Guanine team building the future of diagnostics
⭐ Our DNA

Building the Software-Defined Sensing Architecture for Diagnostics

Amplify the signal, not the biology.

Mission

To create a universal sensing layer that delivers deep biological insight with dramatically improved speed and cost—transforming how disease is detected, treated, and understood.

Vision

A future where hospitals, clinicians, researchers, and OEM developers can measure hundreds of biomarkers, pathogens, and drug responses in real time from a single, scalable platform.

Unmet Needs

Modern diagnostics are constrained by architecture—not biology. Clinicians and developers are forced to use separate stacks to measure nucleic acids, proteins, metabolites, and drug response, each with its own workflows, infrastructure, and scaling limits. These constraints slow decision-making, raise costs, and prevent precision health from scaling beyond narrow, high-resource settings.

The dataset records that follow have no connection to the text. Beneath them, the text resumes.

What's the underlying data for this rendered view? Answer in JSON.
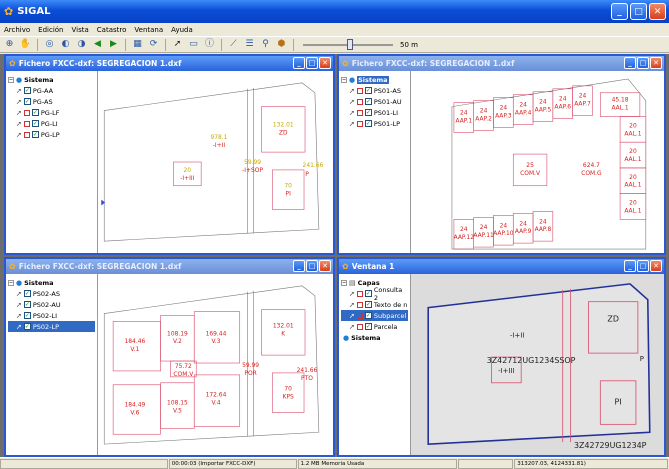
{
  "app": {
    "title": "SIGAL"
  },
  "menu": [
    "Archivo",
    "Edición",
    "Vista",
    "Catastro",
    "Ventana",
    "Ayuda"
  ],
  "toolbar": {
    "scale_label": "50 m"
  },
  "windows": [
    {
      "title": "Fichero FXCC-dxf: SEGREGACION 1.dxf",
      "tree_root": "Sistema",
      "layers": [
        "PG-AA",
        "PG-AS",
        "PG-LF",
        "PG-LI",
        "PG-LP"
      ],
      "labels": [
        "978.1",
        "-I+II",
        "132.01",
        "ZD",
        "20",
        "-I+III",
        "59.99",
        "-I+SOP",
        "241.66",
        "P",
        "70",
        "PI"
      ]
    },
    {
      "title": "Fichero FXCC-dxf: SEGREGACION 1.dxf",
      "tree_root": "Sistema",
      "layers": [
        "PS01-AS",
        "PS01-AU",
        "PS01-LI",
        "PS01-LP"
      ],
      "labels": [
        "24",
        "AAP.1",
        "24",
        "AAP.2",
        "24",
        "AAP.3",
        "24",
        "AAP.4",
        "24",
        "AAP.5",
        "24",
        "AAP.6",
        "24",
        "AAP.7",
        "45.18",
        "AAL.1",
        "20",
        "AAL.1",
        "20",
        "AAL.1",
        "20",
        "AAL.1",
        "20",
        "AAL.1",
        "25",
        "COM.V",
        "624.7",
        "COM.G",
        "24",
        "AAP.12",
        "24",
        "AAP.11",
        "24",
        "AAP.10",
        "24",
        "AAP.9",
        "24",
        "AAP.8"
      ]
    },
    {
      "title": "Fichero FXCC-dxf: SEGREGACION 1.dxf",
      "tree_root": "Sistema",
      "layers": [
        "PS02-AS",
        "PS02-AU",
        "PS02-LI",
        "PS02-LP"
      ],
      "labels": [
        "184.46",
        "V.1",
        "108.19",
        "V.2",
        "169.44",
        "V.3",
        "132.01",
        "K",
        "75.72",
        "COM.V",
        "59.99",
        "POR",
        "241.66",
        "PTO",
        "184.49",
        "V.6",
        "108.15",
        "V.5",
        "172.64",
        "V.4",
        "70",
        "KPS"
      ]
    },
    {
      "title": "Ventana 1",
      "tree_root": "Capas",
      "layers": [
        "Consulta 2",
        "Texto de n",
        "Subparcel",
        "Parcela"
      ],
      "tree_root2": "Sistema",
      "labels": [
        "-I+II",
        "ZD",
        "3Z42712UG1234SSOP",
        "-I+III",
        "P",
        "PI",
        "3Z42729UG1234P"
      ]
    }
  ],
  "status": [
    "00:00:03 (Importar FXCC-DXF)",
    "1.2 MB Memoria Usada",
    "313207.03, 4124331.81)"
  ]
}
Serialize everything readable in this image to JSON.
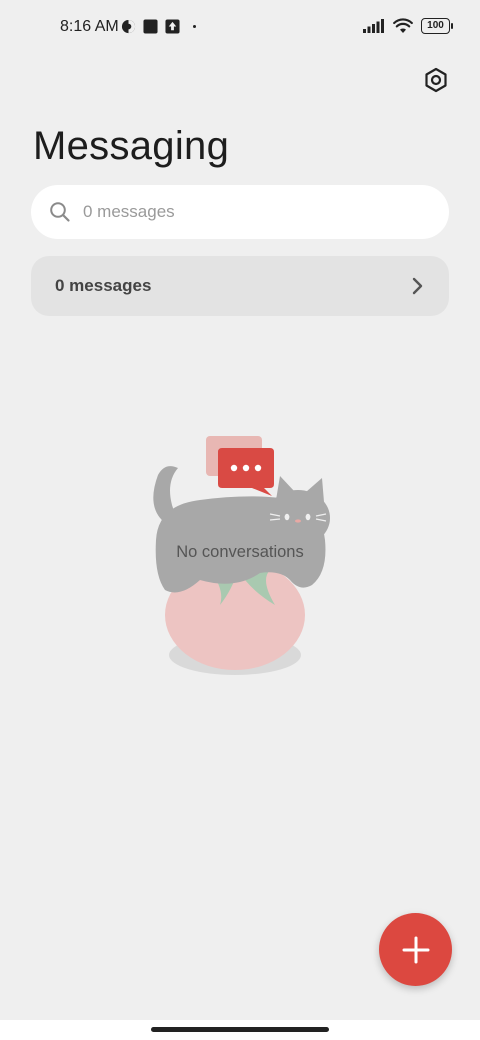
{
  "status_bar": {
    "time": "8:16 AM",
    "battery": "100",
    "icons": [
      "vpn-icon",
      "square-icon",
      "upload-icon",
      "dot-icon",
      "signal-icon",
      "wifi-icon",
      "battery-icon"
    ]
  },
  "header": {
    "title": "Messaging",
    "settings_icon": "settings-icon"
  },
  "search": {
    "placeholder": "0 messages",
    "value": ""
  },
  "summary_row": {
    "label": "0 messages"
  },
  "empty_state": {
    "text": "No conversations"
  },
  "fab": {
    "icon": "plus-icon"
  },
  "colors": {
    "background": "#efefef",
    "accent": "#dc4840",
    "search_bg": "#ffffff",
    "row_bg": "#e3e3e3"
  }
}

⭐ The Challenge Facing Advanced Blood Tests
“Ultrasensitive detection of circulating tumor DNA or other low-abundance biomarkers in blood could transform cancer diagnostics, but the challenge is to develop cost-effective platforms that maintain high sensitivity without requiring expensive infrastructure.”
Dr. Daniel A. Haber, Director, Massachusetts General Hospital Cancer Center
Commenting on advances in liquid biopsy
⭐ The Missing Link in Precision Health AI
“The bottleneck for AI in precision health isn’t the algorithms—it’s the lack of affordable, multiplexed diagnostics that can detect low-concentration molecules like RNAs, proteins, and metabolites in a single assay. Until we solve this, precision medicine will remain a niche.”
Eric Topol, Director, Scripps Research Translational Institute
The Lancet Digital Health

⭐ Our Story

Technology Built Alongside Clinicians

Guanine was built to create the diagnostic infrastructure healthcare has been missing: a software-defined electrochemical biosensing architecture that can be configured across biology, applications, and workflows—without rebuilding instrument stacks.

The company emerged from NASA-derived electrochemical sensing work and clinical incubation at Mount Sinai Health System, where close collaboration with clinicians helped shape the platform around real-world decisions—especially in time-critical settings like sepsis and infectious disease.

At the core is a molecular signal layer designed to make software-defined diagnostics possible: electroactive quadruplex tags that are stackable (supporting low-concentration detection), reversible (enabling repeated interrogation and advanced decoding), universal (compatible with many target types), and pre-conjugatable to magnetic particles (enabling rapid, simplified workflows in mobile settings).

This foundation supports scalable multiplexing and software-defined signal separation—turning electrochemistry into a programmable sensing layer rather than a niche modality.

Guanine was founded to build a platform that:

  • Captures disease complexity in a single test
  • Guides therapy earlier, with greater precision
  • Scales globally at lower cost
  • Enables OEMs to deploy proprietary assays on a stable architecture
  • Unlocks precision health and AI-driven medicine through richer, quantitative data

Diagnostics re-engineered from first principles.


⭐ About the Founder
Founder headshot

Neil Gordon

Neil Gordon is the inventor of Guanine’s software-defined electrochemical biosensing architecture and the founder of Guanine Inc. He is an engineer and MBA whose work has focused on building and commercializing deep technologies at the intersection of nanotechnology, biology, and information systems—translating these capabilities into scalable diagnostic platforms.

He was among the earliest business consultants specializing in nanotechnology commercialization, with a long-standing focus on nano–bio–info convergence. His experience includes leadership in nano-innovation ecosystems, including work with Taiwan’s ITRI and early nanotech commercialization initiatives. He later founded a NASA-aligned spin-off in ultra-sensitive biosensing, gaining firsthand experience bridging frontier sensing science into deployable products.

At Guanine, Neil created multiple generations of the platform’s molecular and signal layers—integrating stackable, reversible electroactive quadruplex tags, magnetic particle workflows, and software-defined signal extraction and multiplex decoding. The result is a unified sensing architecture designed to measure across nucleic acids, proteins, metabolites, drugs, cells, and redox biology from a single platform.

Guanine’s clinical direction was shaped through close interface with Mount Sinai specialists across sepsis, infectious disease, emergency medicine, antimicrobial stewardship, microbiology, point-of-care testing, and biolab validation—ensuring the architecture maps to how clinicians make decisions under time pressure, not how instruments are traditionally built.

Neil’s work positions Guanine as an infrastructure company: a foundational sensing architecture engineered for institutional diligence, strategic partnerships, and long-term platform scale.